Put yourself in the decision-maker's seat. A report lands on your desk and, next to a figure, a label: "confidence: 73%". Do you use it? Do you double-check it? From what number do you trust it — 80, 90? The percentage did not solve your problem; it handed it back to you, dressed up as precision.
That is the score's underlying flaw: it fakes objectivity and shifts the hard decision back to the human. It looks like a data point, but it is an unanswered question.
Three states you can actually act on
Centro de Verdad does not deliver a decimal. It delivers a traffic light:
- Verified — you can trust it.
- To confirm — support is missing.
- In conflict — the sources do not agree.
Three verdicts, each with the evidence behind it one click away. It is not oversimplifying: it is translating the internal calibration —the belief/doubt/uncertainty opinion, the per-source priors— into something a person can act on in seconds. The hard work is still there; just on the right side.
A percentage makes you feel you decided with data. A verdict with its proof lets you actually decide.

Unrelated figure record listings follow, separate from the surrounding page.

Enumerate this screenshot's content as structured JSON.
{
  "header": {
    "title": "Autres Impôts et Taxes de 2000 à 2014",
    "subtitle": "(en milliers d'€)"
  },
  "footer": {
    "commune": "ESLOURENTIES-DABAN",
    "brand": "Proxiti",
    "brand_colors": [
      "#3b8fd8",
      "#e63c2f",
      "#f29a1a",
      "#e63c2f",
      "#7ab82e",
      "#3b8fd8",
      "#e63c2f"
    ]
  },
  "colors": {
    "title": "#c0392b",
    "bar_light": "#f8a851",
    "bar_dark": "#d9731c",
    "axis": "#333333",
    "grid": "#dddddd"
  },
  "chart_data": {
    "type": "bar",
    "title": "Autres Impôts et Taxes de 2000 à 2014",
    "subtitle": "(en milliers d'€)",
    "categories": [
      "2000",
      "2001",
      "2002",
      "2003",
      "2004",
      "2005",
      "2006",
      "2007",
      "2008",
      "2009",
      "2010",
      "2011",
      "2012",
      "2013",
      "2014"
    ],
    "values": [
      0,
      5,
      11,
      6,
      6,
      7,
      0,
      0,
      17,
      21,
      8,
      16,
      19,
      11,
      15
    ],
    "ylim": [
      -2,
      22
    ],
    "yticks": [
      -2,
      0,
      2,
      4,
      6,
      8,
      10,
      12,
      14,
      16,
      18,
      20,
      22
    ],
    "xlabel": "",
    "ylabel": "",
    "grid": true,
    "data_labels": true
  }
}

Honest about what it does not know
The opaque score averages everything into a lukewarm number. The traffic light is honest: when something is in conflict, it does not silently pick a source or produce an average — it shows you the two that disagree and lets you resolve it. When something is to confirm, it does not dress it up as "likely": it tells you evidence is missing.
Verified · principle P5 — traceability
Trust is not communicated with decimals. It is communicated with a clear verdict and the proof at hand — so the decision is fast and auditable, not one or the other.